Technology fails. Wifi goes out. Batteries die. Alarm range changes. Falls off the diaper. Cat knocks the receiver off the nightstand. Baby rolls. Smartphone on vibrate. Hardware upgrades. App updates. Babysitter doesn’t know how to work it. Phone runs out of juice during the night. In the meantime, baby is in a sleep position of inherently increased danger. What happens then?
You can’t buy “peace of mind.” As important as sleep is for the entire family, the fact remains that once you are a parent, your heart is now connected to another person. Anxiety and worry for that other individual does not disappear with a reassuring price tag. Many of my families using this tech have simply moved from relentlessly “checking” the baby’s crib to being glued to the “baby live-stream” on their phone. In some cases, this ability of continuous connection has pushed families to a place of increased anxiety, leading to the $200+ device getting a nice place on eBay. Remember that safe sleep guidelines are created to keep parents as far away from the fear of SIDS as possible. Following them should provide pride and comfort in an optimal parenting choice.

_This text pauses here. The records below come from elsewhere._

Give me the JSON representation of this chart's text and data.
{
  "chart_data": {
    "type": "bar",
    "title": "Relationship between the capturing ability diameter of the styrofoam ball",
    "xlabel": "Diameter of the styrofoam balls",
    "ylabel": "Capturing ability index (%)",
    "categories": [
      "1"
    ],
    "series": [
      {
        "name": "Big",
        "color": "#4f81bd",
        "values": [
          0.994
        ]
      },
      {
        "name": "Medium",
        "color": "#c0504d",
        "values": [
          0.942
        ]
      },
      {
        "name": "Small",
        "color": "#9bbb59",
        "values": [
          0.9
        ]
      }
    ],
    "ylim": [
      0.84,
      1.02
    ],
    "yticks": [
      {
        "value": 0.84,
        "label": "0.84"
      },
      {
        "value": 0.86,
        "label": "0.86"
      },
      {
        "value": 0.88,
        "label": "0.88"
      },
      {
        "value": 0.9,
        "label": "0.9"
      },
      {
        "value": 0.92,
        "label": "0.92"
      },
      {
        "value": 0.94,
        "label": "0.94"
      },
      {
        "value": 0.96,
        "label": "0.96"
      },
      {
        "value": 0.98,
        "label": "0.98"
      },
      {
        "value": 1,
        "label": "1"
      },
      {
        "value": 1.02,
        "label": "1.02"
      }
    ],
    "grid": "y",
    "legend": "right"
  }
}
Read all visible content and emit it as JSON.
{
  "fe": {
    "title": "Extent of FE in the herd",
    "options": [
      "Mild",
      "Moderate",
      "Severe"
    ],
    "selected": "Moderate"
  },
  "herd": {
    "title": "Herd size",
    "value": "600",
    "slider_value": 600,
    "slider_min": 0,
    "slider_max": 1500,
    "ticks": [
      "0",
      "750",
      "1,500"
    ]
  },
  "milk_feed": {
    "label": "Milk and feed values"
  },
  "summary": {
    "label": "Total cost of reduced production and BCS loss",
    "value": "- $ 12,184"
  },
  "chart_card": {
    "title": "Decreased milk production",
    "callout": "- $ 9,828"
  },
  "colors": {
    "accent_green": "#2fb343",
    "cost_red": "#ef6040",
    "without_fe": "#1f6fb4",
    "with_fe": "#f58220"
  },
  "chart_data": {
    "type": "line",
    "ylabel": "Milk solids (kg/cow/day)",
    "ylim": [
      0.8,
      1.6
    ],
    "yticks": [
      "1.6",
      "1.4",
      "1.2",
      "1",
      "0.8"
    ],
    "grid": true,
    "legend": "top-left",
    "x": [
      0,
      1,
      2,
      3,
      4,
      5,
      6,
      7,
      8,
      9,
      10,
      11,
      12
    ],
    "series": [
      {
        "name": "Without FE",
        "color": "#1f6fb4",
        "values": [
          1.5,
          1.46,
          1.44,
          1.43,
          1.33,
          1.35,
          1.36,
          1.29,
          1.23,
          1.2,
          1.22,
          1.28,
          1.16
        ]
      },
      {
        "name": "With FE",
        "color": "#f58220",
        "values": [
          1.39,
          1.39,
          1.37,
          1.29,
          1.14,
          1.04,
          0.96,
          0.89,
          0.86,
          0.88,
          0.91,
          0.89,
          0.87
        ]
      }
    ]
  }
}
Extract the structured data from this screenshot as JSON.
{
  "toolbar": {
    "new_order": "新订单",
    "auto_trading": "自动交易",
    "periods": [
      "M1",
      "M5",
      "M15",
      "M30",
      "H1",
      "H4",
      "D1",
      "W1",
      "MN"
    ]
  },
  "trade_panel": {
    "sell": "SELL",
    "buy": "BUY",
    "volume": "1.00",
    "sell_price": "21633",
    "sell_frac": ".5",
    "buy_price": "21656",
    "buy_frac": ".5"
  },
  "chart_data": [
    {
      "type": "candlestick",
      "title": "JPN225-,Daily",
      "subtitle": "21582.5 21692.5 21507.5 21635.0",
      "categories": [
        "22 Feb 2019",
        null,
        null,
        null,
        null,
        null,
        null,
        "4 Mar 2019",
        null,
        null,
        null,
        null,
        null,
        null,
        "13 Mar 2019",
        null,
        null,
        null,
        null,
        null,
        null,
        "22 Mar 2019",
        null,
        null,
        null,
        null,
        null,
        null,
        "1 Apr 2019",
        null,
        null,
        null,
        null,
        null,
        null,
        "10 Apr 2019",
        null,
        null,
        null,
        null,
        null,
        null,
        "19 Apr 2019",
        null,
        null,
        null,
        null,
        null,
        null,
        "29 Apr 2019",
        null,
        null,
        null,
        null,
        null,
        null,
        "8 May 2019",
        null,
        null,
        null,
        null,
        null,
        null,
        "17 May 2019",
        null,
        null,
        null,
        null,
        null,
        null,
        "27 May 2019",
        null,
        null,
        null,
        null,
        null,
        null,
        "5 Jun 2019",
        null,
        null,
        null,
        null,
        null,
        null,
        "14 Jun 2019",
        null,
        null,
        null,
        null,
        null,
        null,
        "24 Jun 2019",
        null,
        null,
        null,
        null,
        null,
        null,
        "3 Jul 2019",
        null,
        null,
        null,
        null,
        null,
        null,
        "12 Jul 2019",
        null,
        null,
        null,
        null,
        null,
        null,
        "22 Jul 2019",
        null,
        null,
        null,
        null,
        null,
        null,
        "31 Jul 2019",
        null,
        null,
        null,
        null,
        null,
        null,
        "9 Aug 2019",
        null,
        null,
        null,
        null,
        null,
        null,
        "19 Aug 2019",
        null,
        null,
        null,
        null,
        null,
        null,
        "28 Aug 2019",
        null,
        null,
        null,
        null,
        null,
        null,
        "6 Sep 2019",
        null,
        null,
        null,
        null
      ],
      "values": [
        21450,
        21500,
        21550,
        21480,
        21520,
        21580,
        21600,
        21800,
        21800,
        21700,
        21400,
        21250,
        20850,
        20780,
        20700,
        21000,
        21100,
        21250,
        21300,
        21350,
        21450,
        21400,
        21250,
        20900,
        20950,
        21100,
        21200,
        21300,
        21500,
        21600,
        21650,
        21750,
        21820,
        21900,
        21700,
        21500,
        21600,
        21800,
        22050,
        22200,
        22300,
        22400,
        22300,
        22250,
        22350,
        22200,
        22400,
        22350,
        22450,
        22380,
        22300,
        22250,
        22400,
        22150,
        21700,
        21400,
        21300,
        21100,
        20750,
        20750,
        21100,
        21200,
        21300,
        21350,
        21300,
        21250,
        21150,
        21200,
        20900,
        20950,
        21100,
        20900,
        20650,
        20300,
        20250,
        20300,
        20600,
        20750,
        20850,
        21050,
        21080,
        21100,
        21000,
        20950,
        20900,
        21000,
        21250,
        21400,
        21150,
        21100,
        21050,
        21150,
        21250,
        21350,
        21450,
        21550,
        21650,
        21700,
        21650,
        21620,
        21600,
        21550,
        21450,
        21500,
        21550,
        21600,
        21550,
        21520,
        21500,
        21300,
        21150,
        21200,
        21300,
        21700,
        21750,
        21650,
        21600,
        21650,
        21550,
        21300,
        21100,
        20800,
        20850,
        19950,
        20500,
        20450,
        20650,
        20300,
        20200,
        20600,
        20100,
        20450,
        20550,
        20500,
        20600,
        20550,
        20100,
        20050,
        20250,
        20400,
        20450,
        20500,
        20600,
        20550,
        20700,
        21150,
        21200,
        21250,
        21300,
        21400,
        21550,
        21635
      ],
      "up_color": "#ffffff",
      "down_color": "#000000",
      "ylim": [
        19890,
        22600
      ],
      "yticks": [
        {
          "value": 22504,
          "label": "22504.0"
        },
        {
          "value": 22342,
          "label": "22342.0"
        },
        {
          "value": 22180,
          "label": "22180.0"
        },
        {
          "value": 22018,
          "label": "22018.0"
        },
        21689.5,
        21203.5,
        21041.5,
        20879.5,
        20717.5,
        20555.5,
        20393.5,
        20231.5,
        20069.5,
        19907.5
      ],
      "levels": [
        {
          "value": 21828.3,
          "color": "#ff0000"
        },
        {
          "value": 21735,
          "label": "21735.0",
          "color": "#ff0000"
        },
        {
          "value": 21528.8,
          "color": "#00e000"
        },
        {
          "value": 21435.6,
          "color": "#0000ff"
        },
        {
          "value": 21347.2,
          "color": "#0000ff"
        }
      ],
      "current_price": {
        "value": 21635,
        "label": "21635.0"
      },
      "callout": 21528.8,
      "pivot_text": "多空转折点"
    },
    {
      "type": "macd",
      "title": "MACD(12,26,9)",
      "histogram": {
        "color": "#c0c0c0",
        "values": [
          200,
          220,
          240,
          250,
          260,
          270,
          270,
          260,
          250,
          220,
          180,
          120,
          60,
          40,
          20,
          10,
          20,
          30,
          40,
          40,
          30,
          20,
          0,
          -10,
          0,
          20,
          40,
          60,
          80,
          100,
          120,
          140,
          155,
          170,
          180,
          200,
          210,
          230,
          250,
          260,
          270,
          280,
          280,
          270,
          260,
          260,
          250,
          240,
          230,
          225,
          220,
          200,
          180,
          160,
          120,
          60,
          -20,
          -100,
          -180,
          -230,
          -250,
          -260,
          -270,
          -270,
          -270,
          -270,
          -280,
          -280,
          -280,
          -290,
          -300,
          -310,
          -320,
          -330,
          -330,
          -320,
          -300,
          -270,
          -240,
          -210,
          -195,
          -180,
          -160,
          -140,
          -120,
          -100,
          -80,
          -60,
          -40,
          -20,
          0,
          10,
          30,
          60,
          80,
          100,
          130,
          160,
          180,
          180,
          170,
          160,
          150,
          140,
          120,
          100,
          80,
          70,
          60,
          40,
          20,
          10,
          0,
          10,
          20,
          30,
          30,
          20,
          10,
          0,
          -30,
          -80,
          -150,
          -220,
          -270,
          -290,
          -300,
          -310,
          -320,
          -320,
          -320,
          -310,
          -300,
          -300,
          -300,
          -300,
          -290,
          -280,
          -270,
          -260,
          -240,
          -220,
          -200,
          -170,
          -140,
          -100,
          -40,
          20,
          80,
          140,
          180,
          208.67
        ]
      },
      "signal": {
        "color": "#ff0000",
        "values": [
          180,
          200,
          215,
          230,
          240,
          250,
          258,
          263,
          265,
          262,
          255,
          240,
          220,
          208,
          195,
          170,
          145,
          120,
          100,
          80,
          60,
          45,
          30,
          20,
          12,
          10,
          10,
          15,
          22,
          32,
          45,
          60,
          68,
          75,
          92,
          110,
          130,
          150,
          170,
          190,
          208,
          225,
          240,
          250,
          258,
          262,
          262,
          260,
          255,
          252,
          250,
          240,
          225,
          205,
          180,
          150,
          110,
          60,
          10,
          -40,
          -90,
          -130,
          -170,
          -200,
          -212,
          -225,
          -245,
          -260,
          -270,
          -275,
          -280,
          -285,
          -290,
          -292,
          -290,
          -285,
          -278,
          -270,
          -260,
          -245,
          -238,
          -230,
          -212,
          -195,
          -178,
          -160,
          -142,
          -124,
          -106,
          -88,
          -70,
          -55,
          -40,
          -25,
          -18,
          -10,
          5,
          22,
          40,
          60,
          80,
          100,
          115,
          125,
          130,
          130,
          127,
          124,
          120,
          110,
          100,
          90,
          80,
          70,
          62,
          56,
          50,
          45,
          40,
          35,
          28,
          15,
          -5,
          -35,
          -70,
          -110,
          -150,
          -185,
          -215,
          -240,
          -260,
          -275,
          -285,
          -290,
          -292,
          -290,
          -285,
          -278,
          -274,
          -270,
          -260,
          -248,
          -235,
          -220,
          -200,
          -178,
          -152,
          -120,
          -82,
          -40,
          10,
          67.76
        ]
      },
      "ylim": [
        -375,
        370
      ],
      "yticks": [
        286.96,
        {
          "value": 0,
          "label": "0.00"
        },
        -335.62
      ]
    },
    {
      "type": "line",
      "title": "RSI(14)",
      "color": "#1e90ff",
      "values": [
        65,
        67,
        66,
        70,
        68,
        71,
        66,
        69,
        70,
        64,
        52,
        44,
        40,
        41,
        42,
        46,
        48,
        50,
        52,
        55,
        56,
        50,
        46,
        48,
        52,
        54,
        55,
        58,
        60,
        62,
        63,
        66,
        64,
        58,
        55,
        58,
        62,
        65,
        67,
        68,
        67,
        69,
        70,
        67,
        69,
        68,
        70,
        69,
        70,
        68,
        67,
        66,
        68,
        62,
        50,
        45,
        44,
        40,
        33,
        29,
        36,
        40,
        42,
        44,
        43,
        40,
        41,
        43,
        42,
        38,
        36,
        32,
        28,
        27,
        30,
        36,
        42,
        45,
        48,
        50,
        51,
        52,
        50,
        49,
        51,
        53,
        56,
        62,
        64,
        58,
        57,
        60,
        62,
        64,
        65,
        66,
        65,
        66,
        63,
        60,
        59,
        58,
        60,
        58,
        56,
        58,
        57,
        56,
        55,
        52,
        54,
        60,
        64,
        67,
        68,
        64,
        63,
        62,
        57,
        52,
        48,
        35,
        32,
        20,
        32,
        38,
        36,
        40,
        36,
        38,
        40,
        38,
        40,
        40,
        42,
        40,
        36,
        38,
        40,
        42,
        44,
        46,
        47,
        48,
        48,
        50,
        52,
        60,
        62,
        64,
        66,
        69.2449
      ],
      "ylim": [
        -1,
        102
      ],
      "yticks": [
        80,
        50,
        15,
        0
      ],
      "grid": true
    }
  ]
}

Yes, that’s true. I would hope, however, that the device was a tool that alerted that family within the scope of otherwise good choices. That it was the icing on the cake of practicing evidence, and an add to smart parenting decisions. In that case, I’m so glad the baby is well.
I am hopeful that the continued work of infant sleep tech companies inspires new empirical research into the utility of home technology. Until then, use these devices wisely and with good judgement. Don’t ignore the medical evidence we have in exchange for misleading promises. Your baby’s safe sleep depends on your choices, no matter what trinket they may wear.
**Although Owlet® and others do not claim to prevent SIDS on its website or packaging, this implication of use is well-stated on many of the sponsored mommy blogs shared by these companies.